E a medida que os trabalhos iam se desenvolvendo, alguns modelos de liturgia iam sendo implantados, tais como o cântico congregacional (a edição da harpa cristã como hinário oficial ajudou na difusão e prática desse modelo), a leitura bíblica oficial, a pregação, a implantação de conjuntos (uma marca das ADs são os ‘conjuntos’ de mocidade, de senhoras, infantil, etc, que cantam sempre nos cultos) e o recolhimento de dízimos e ofertas, dentre outras atividades litúrgicas.

O lema desse movimento sempre foi: Jesus Cristo salva, cura, batiza com Espírito Santo e em breve voltará.

Mas, de um tempo pra cá, talvez pela influência do neopentecostalismo, temos presenciado a mudança de foco. As igrejas tendem a ser mais estruturadas fisicamente buscando um melhor conforto para seus membros, e isso tem levado alguns líderes à busca exagerada pelo requinte e ostentação. Sem falar nos salários pagos aos pastores e membros de diretorias. Se pegarmos uma planilha de gastos, coisa muito difícil de se conseguir em algumas administrações, vamos ver, por exemplo, que a obra de evangelismo e missões não tem primazia nos investimentos da igreja atual.

Como se isto não bastasse, essas mudanças estão sendo refletidas nas práticas litúrgicas e também nos deveres que são impostos aos membros das denominações. Sabemos que o dízimo e as ofertas alçadas é uma doutrina bíblica praticada pelos assembleianos e outras denominações de forma livre, de acordo com a fé e a consciência que cada crente tem da necessidade de ser participante na construção desse seguimento religioso. Sem que seja necessária a imposição, a declaração de dizimista, como obrigação para ser membro. Se assim fosse, teríamos a volta das indulgências, com outra roupagem, pois as indulgências tinham como objetivo conceder perdão, atenuar a gravidade de uma falta, ou remir os pecados dos fiéis da igreja.

E a Assembleia de Deus, que este ano comemora seu centenário, não precisou dar ênfase à doutrina dos dízimos e ofertas, não precisou instituir declaração de dízimo, pois ela cresceu e se desenvolveu com as contribuições financeiras de seus membros que acreditavam no trabalho e o faziam com amor e dedicação. Mas...



Existem convenções locais que colocam a declaração de dízimo como uma das prerrogativas para a consagração ao diaconato, presbitério e ministro (evangelistas e pastores).

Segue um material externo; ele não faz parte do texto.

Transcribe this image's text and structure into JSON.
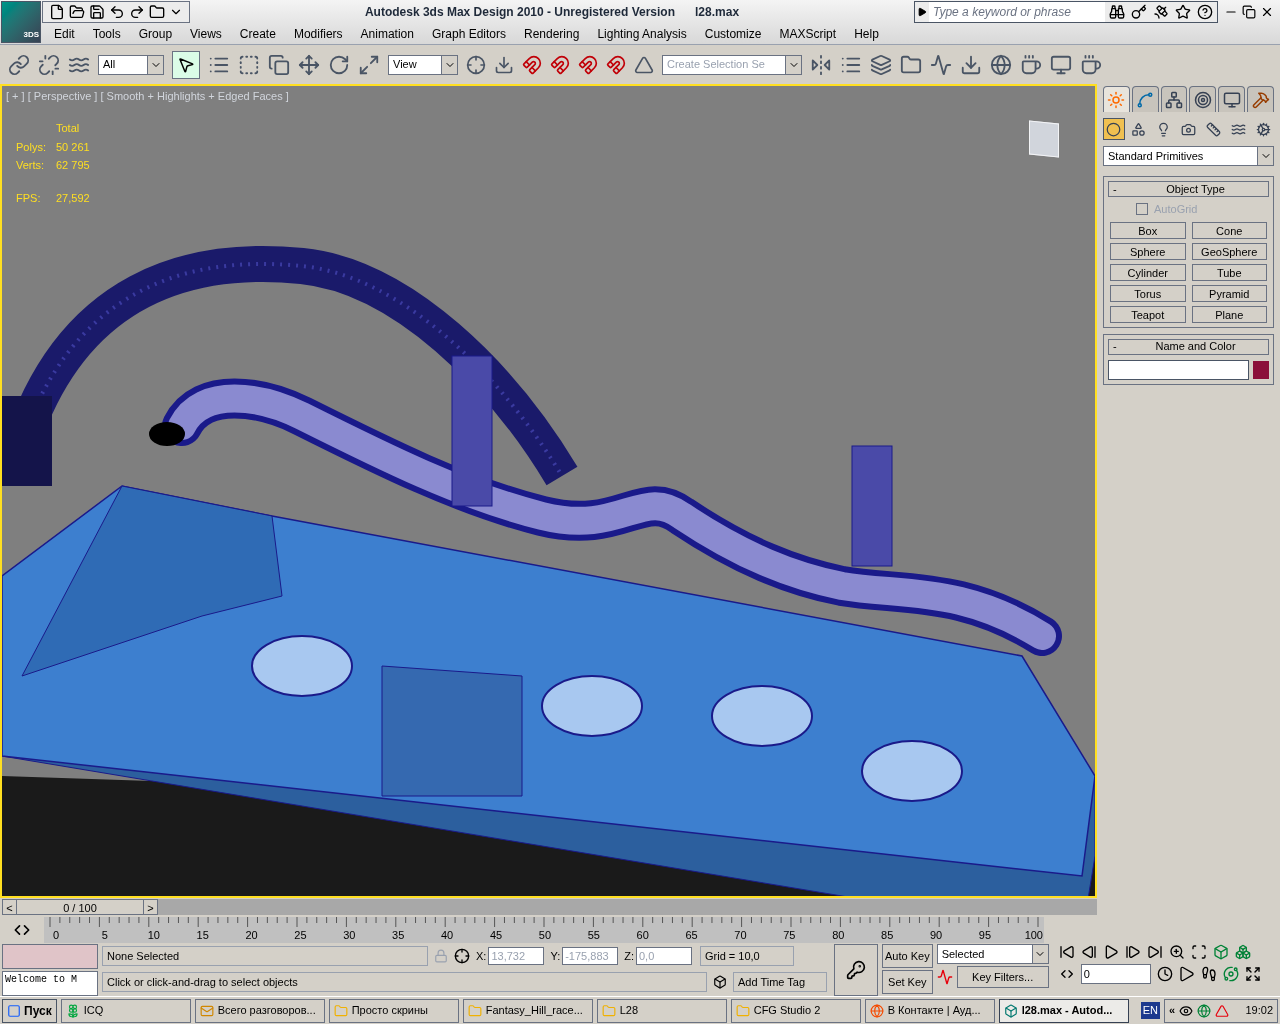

E essa prerrogativa, em algumas análises, fica acima de qualidades morais como: bom testemunho, conhecimento bíblico, preparo teológico e espírito de liderança. É como se as condições colocadas pelo colegiado apostólico, em Atos 6, não fossem suficientes, “boa reputação, cheios do Espírito Santo e de sabedoria”.
Por exemplo, no estatuto da IEADERN, o candidato ao diaconato deve “ser fiel, comprovadamente, nas contribuições para a igreja” (Art 53) além de outros requisitos apresentados.

Em outras palavras, se o candidato cumprir com todas as condições: ter vocação divina para o diaconato; ser batizado com o Espírito Santo, ter conhecimento das Sagradas Escrituras, ser obediente à doutrina e aos usos e costumes da IEADERN, ter testemunho pautado nos princípios das Sagradas Escrituras; ter, no mínimo, três anos como auxiliar de trabalho” e não apresentar pelo menos 6 (seis) comprovantes de declaração de dízimo, não pode ser consagrado.

Minha análise é, será que não estamos mudando o foco? Será que não estamos nos distanciando do real objetivo da igreja?

Acredito na doutrina bíblica do dízimo, ensino e pratico sob a ótica da generosidade. Entretanto, nunca declarei, e não creio ser correto exigir declaração, como se fosse confissão de fé, ou profissão de fé.

Infelizmente nosso Centenário está marcado por pretensões econômicas, pretensões financeiras que embotam a ênfase missionária e evangelística dos primeiros dias pentecostais.